Die Woche zur Leipziger Buchmesse bot neben all den Veranstaltungen auf der Messe selbst auch noch zahllose Events und Lesungen überall in der gesamten Stadt Leipzig. Und aus diesem mehr oder weniger Überangebot hab ich mir auch am Abend des 28.04.2023 – Messe-Freitag – herausgepickt. Die Wahl fiel auf den Phantastischen (Lese)Abend in den Räumen des Mytholon / Pappnoptikum Leipzig. Das Ganze wurde veranstaltet von den Verlagen Edition Roter Drache und Lysandra Books. Ich kam ein wenig vorher an und konnte so noch einen Schwatz mit einigen Anwesenden halten. Und dann ging es auch schon bald los.


Unsere Billie hatte die Rolle der Moderatorin des Abends übernommen und begrüßte mit lieben Worten alle Zuschauer, die meiner Meinung nach etwas zahlreicher hätten ausfallen können, denn alle, die ihr nicht da wart – ihr habt was verpasst, aber lest selbst. Den Anfang machte die wunderbare Luci van Org, die eine kleine musikalische Lesung vorbereitet hatte. Dieses Mal hatte sie ihr Werk „Vagina Dentata“ im Gepäck, das „sträflich vernachlässigt“ wurde durch die Pandemie – ist das Buch doch bereits schon 2019 erschienen. Luci nennt den Roman ein „feministisches Phantastikbuch“, das komplett in gendergerechter Sprache verfasst wurde, ohne dass es damals eine Notwendigkeit dazu gegeben hätte. Mit dem Vortrag des ersten Kapitels nahm sie uns mit auf die Reise zu den Göttern.
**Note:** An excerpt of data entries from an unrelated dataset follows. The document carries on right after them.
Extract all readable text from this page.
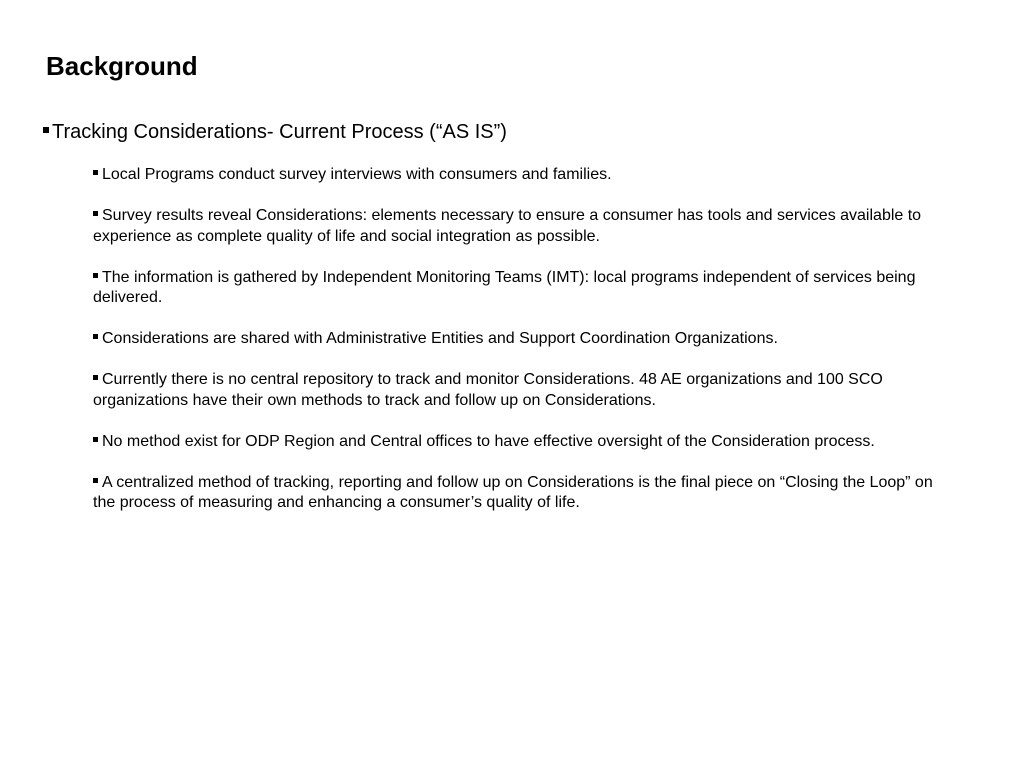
Background

Tracking Considerations- Current Process (“AS IS”)

Local Programs conduct survey interviews with consumers and families.
Survey results reveal Considerations: elements necessary to ensure a consumer has tools and services available to experience as complete quality of life and social integration as possible.
The information is gathered by Independent Monitoring Teams (IMT): local programs independent of services being delivered.
Considerations are shared with Administrative Entities and Support Coordination Organizations.
Currently there is no central repository to track and monitor Considerations. 48 AE organizations and 100 SCO organizations have their own methods to track and follow up on Considerations.
No method exist for ODP Region and Central offices to have effective oversight of the Consideration process.
A centralized method of tracking, reporting and follow up on Considerations is the final piece on “Closing the Loop” on the process of measuring and enhancing a consumer’s quality of life.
Zuerst trafen wir auf den Allvater Odin und Frigg, zwei nordische Gottheiten, die darüber diskutierten, dass etwas „unausweichlich Unangenehmes“ geschehen sei. 19 Stunden zuvor war ein Fluch aufgehoben worden, der auf allen Frauen in allen Welten lag und nun hatten die Damen ihr „Gebiss“ wieder. Damit waren aber nicht die Zähne im Mund gemeint, sondern „da, wo es ihnen am meisten nützte“ – zwischen den Schenkeln. Lucis Leseweise mit verschiedenen Stimmen und Akzenten für die einzelnen Figuren war wie immer eine wahre Freude und so gab es auch hier den einen oder anderen Lacher zwischendurch. Weil der Fluch nun endete, ist der Mann wieder einmal der „viel verletzlichere Teil der Menschheit“, weil der weibliche Teil der Zivilisationen wieder die Macht innehabe. Das passt den Männern natürlich nicht und sie finden das alles „total ungerecht“.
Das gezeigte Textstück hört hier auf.